Question & Answer With Chabakuk Elisha - Above & Below
A Simple Jew asks:
It is well known that an isarusa d’l’eila (arousal from above) comes only in response to a isarusa d’lesata (arousal below).
How do you think this concept should be best taught so that a person doesn't draw the mistaken conclusion that he can "control" Hashem's actions, so to speak, by performing actions that he believes constitutes Hashem's will down in this physical world with the hopes that Hashem takes notice and changes His course of action in the person's favor?
Chabakuk Elisha answers:
Before I get to your question, let me take it a step beyond isarausa; there is in inherent paradox between Hashgocha and Bechira that has to be addressed first. Does G-d control the world b’hashgocha (through Divine providence), and everything runs exactly as He sees fit, or do we have bechira (free will) to make decisions and thus impact the direction that things take? Simply stated: Do we run the world, does G-d, or is it a shared endeavor?
And there is no single answer (as with all things Jewish) – there are many opinions and nuances to those opinions. Chassidus generally focuses on Hashgocha as primary (with Ishbitz to one extreme) while others emphasize Bechira and personal responsibility – but in any case, there is an element of paradox that remains (and some, such as Breslov, even emphasize the paradox itself).
The Mitteler Rebbe in the beginning of Derech Chaim explains the paradox as essentially about point of view: When viewed from Above, it is indeed b’hashgocha, and when viewed from the perspective of the observer (us) it is (appears to be) bechira based. Or, in other words, one is how it is, and the other is how it appears.
Nevertheless, as long as we remain in this world, it is our perspective that is most essential to our success; we need to take responsibility for our actions and our role. We need to make responsible decisions and maximize our bechira for the good, as the Torah cautions us, “u’vacharta b’chaim (chose life)!” It is our role in this world of action to act properly and seek to cleave to Hakadosh Baruch Hu. Indeed, it is His desire that we do our best to change the world for good – and He charges and empowers us to achieve that task.
Yet, we all have our ups and down, as “there is no righteous man on earth who does good and does not sin” (Koheles). In Yiddishkeit one does not stand in one place – we are rising or we are falling – and through our actions we create a chain of events, along the lines of “mitzvah goreres mitzvah (one good deed brings another).” But G-d plays a role – we aren’t left to our own devices – which brings us to Isarusa d’lesata and Isarusa d’l’eila.
Isarusa d’leila: An awakening (inspiration) that is initiated from above. Hashem does us a favor and inspires us. Suddenly we have new-found energy in avodas Hashem, etc, that we didn’t have before – but since it isn’t internal it doesn’t last on its own. On a more macrocosmic level, some well-known examples of isarusa d’leila would be the festival of Pesach, or Creation for that matter.

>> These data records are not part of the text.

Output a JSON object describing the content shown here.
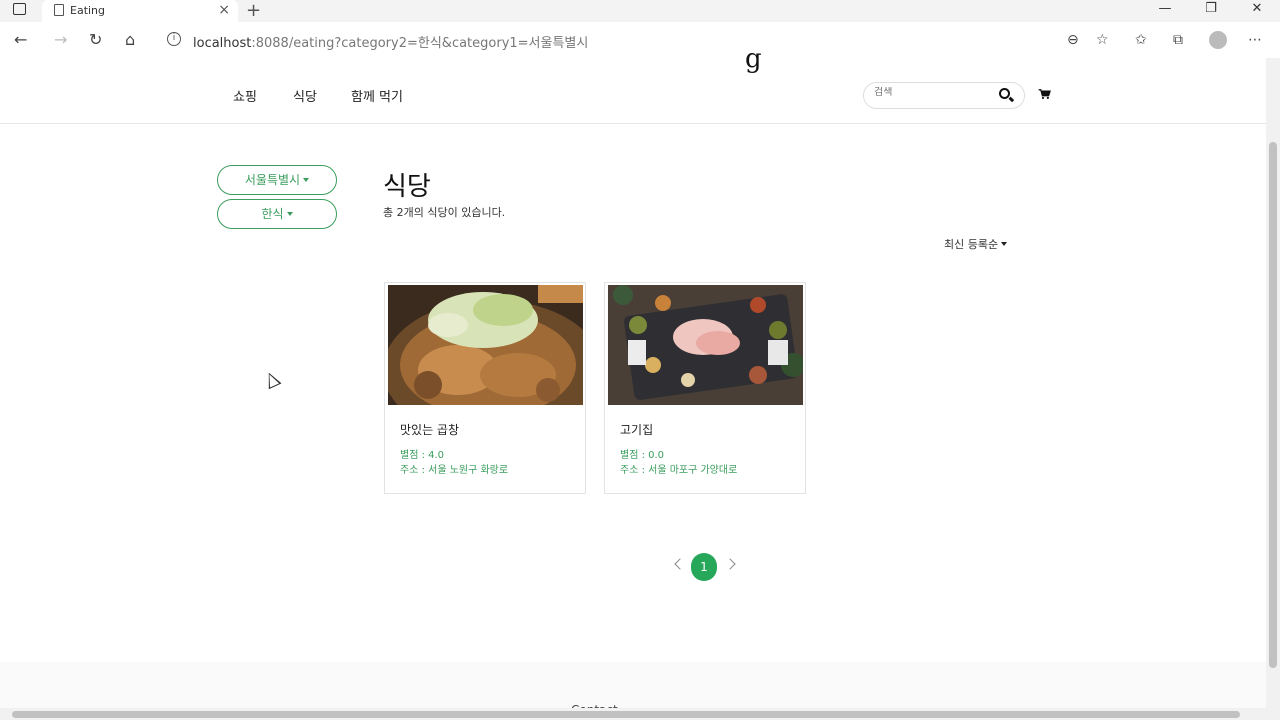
{
  "browser": {
    "tab_title": "Eating",
    "url_host": "localhost",
    "url_rest": ":8088/eating?category2=한식&category1=서울특별시"
  },
  "header": {
    "logo_fragment": "g",
    "menu": [
      "쇼핑",
      "식당",
      "함께 먹기"
    ],
    "search_placeholder": "검색"
  },
  "filters": {
    "region": "서울특별시",
    "category": "한식"
  },
  "main": {
    "title": "식당",
    "count_text": "총 2개의 식당이 있습니다.",
    "sort_label": "최신 등록순"
  },
  "cards": [
    {
      "name": "맛있는 곱창",
      "rating": "별점 : 4.0",
      "address": "주소 : 서울 노원구 화랑로"
    },
    {
      "name": "고기집",
      "rating": "별점 : 0.0",
      "address": "주소 : 서울 마포구 가양대로"
    }
  ],
  "pagination": {
    "current": "1"
  },
  "footer": {
    "text": "Contact"
  },
  "colors": {
    "accent": "#27a75a",
    "accent_text": "#3a9d5d"
  }
}
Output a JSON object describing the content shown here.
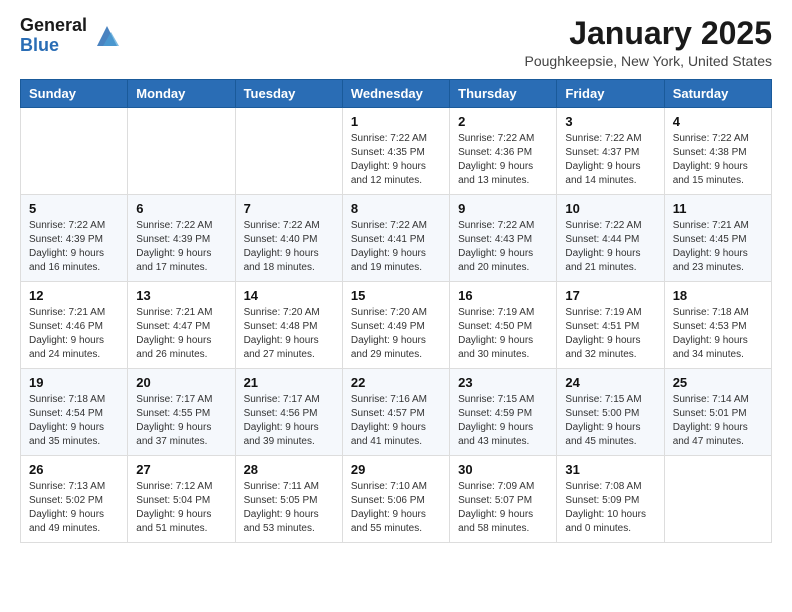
{
  "header": {
    "logo_general": "General",
    "logo_blue": "Blue",
    "month_title": "January 2025",
    "location": "Poughkeepsie, New York, United States"
  },
  "days_of_week": [
    "Sunday",
    "Monday",
    "Tuesday",
    "Wednesday",
    "Thursday",
    "Friday",
    "Saturday"
  ],
  "weeks": [
    [
      {
        "day": "",
        "info": ""
      },
      {
        "day": "",
        "info": ""
      },
      {
        "day": "",
        "info": ""
      },
      {
        "day": "1",
        "info": "Sunrise: 7:22 AM\nSunset: 4:35 PM\nDaylight: 9 hours\nand 12 minutes."
      },
      {
        "day": "2",
        "info": "Sunrise: 7:22 AM\nSunset: 4:36 PM\nDaylight: 9 hours\nand 13 minutes."
      },
      {
        "day": "3",
        "info": "Sunrise: 7:22 AM\nSunset: 4:37 PM\nDaylight: 9 hours\nand 14 minutes."
      },
      {
        "day": "4",
        "info": "Sunrise: 7:22 AM\nSunset: 4:38 PM\nDaylight: 9 hours\nand 15 minutes."
      }
    ],
    [
      {
        "day": "5",
        "info": "Sunrise: 7:22 AM\nSunset: 4:39 PM\nDaylight: 9 hours\nand 16 minutes."
      },
      {
        "day": "6",
        "info": "Sunrise: 7:22 AM\nSunset: 4:39 PM\nDaylight: 9 hours\nand 17 minutes."
      },
      {
        "day": "7",
        "info": "Sunrise: 7:22 AM\nSunset: 4:40 PM\nDaylight: 9 hours\nand 18 minutes."
      },
      {
        "day": "8",
        "info": "Sunrise: 7:22 AM\nSunset: 4:41 PM\nDaylight: 9 hours\nand 19 minutes."
      },
      {
        "day": "9",
        "info": "Sunrise: 7:22 AM\nSunset: 4:43 PM\nDaylight: 9 hours\nand 20 minutes."
      },
      {
        "day": "10",
        "info": "Sunrise: 7:22 AM\nSunset: 4:44 PM\nDaylight: 9 hours\nand 21 minutes."
      },
      {
        "day": "11",
        "info": "Sunrise: 7:21 AM\nSunset: 4:45 PM\nDaylight: 9 hours\nand 23 minutes."
      }
    ],
    [
      {
        "day": "12",
        "info": "Sunrise: 7:21 AM\nSunset: 4:46 PM\nDaylight: 9 hours\nand 24 minutes."
      },
      {
        "day": "13",
        "info": "Sunrise: 7:21 AM\nSunset: 4:47 PM\nDaylight: 9 hours\nand 26 minutes."
      },
      {
        "day": "14",
        "info": "Sunrise: 7:20 AM\nSunset: 4:48 PM\nDaylight: 9 hours\nand 27 minutes."
      },
      {
        "day": "15",
        "info": "Sunrise: 7:20 AM\nSunset: 4:49 PM\nDaylight: 9 hours\nand 29 minutes."
      },
      {
        "day": "16",
        "info": "Sunrise: 7:19 AM\nSunset: 4:50 PM\nDaylight: 9 hours\nand 30 minutes."
      },
      {
        "day": "17",
        "info": "Sunrise: 7:19 AM\nSunset: 4:51 PM\nDaylight: 9 hours\nand 32 minutes."
      },
      {
        "day": "18",
        "info": "Sunrise: 7:18 AM\nSunset: 4:53 PM\nDaylight: 9 hours\nand 34 minutes."
      }
    ],
    [
      {
        "day": "19",
        "info": "Sunrise: 7:18 AM\nSunset: 4:54 PM\nDaylight: 9 hours\nand 35 minutes."
      },
      {
        "day": "20",
        "info": "Sunrise: 7:17 AM\nSunset: 4:55 PM\nDaylight: 9 hours\nand 37 minutes."
      },
      {
        "day": "21",
        "info": "Sunrise: 7:17 AM\nSunset: 4:56 PM\nDaylight: 9 hours\nand 39 minutes."
      },
      {
        "day": "22",
        "info": "Sunrise: 7:16 AM\nSunset: 4:57 PM\nDaylight: 9 hours\nand 41 minutes."
      },
      {
        "day": "23",
        "info": "Sunrise: 7:15 AM\nSunset: 4:59 PM\nDaylight: 9 hours\nand 43 minutes."
      },
      {
        "day": "24",
        "info": "Sunrise: 7:15 AM\nSunset: 5:00 PM\nDaylight: 9 hours\nand 45 minutes."
      },
      {
        "day": "25",
        "info": "Sunrise: 7:14 AM\nSunset: 5:01 PM\nDaylight: 9 hours\nand 47 minutes."
      }
    ],
    [
      {
        "day": "26",
        "info": "Sunrise: 7:13 AM\nSunset: 5:02 PM\nDaylight: 9 hours\nand 49 minutes."
      },
      {
        "day": "27",
        "info": "Sunrise: 7:12 AM\nSunset: 5:04 PM\nDaylight: 9 hours\nand 51 minutes."
      },
      {
        "day": "28",
        "info": "Sunrise: 7:11 AM\nSunset: 5:05 PM\nDaylight: 9 hours\nand 53 minutes."
      },
      {
        "day": "29",
        "info": "Sunrise: 7:10 AM\nSunset: 5:06 PM\nDaylight: 9 hours\nand 55 minutes."
      },
      {
        "day": "30",
        "info": "Sunrise: 7:09 AM\nSunset: 5:07 PM\nDaylight: 9 hours\nand 58 minutes."
      },
      {
        "day": "31",
        "info": "Sunrise: 7:08 AM\nSunset: 5:09 PM\nDaylight: 10 hours\nand 0 minutes."
      },
      {
        "day": "",
        "info": ""
      }
    ]
  ]
}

Isarusa d’lesata: An awakening (inspiration) from below. Here, we take the initiative and create our own inspiration – which gives Hashem great delight, and He responds by drawing us closer. This time it’s our own, so to speak, so while it’s less powerful, is more lasting and internalized. Now, whether our inspiration is self-induced or induced from Above, that results in a reaction. When we experience an arousal or awakening from above it is less powerful – as it’s not really ours. It’s a fleeting feeling that can be easily wasted and we only use whatever limited amount we take advantage of. However, when it is self-induced, it if far more powerful, as G-d responds with energy far surpassing that which we put in. And most commonly, we experience an arousal or awakening from Above that initiates us to experience an additional arousal or awakening from below and in return a more powerful awakening from above.
These forms of isarusa obviously vary in degree and in circumstance, but the process isn’t as simple is either/or. The isarusa-d’lestata-isarusa-d’leila should bring a subsequent isarusa d’lesata, and so too should an isarusa d’leila-isarusa-d’lesata bring a subsequent isarusa d’laeila, and back-and-forth, on and on. So, who does it? G-d certainly sets it all up for us and it’s our job to take the baton and run with it. Does this mean that our avodah and our decisions control G-d?
We know the rule that “Torah lo baShomayim hi (the Torah is not in Heaven),” and G-d gives man the power to determine the Torah’s position. Furthermore, there is the rule that “Tzaddik gozer v’Hakadosh-Baruch-Hu mekayim (the Tzaddik decrees and G-d fulfills). So, it would seem that He gives us that ability and wants us to use it. It seems that it is His specific desire that we control His hand. In fact, all of Creation is really for the sake of the relationship between G-d and humanity, as the Zohar says “be’gin de’ishtimodin lei (or order to know Him),” which is what the isarusa reflects.
May we take advantage of our short opportunity in this world and not waste the awakenings from above or neglect our awakenings from below.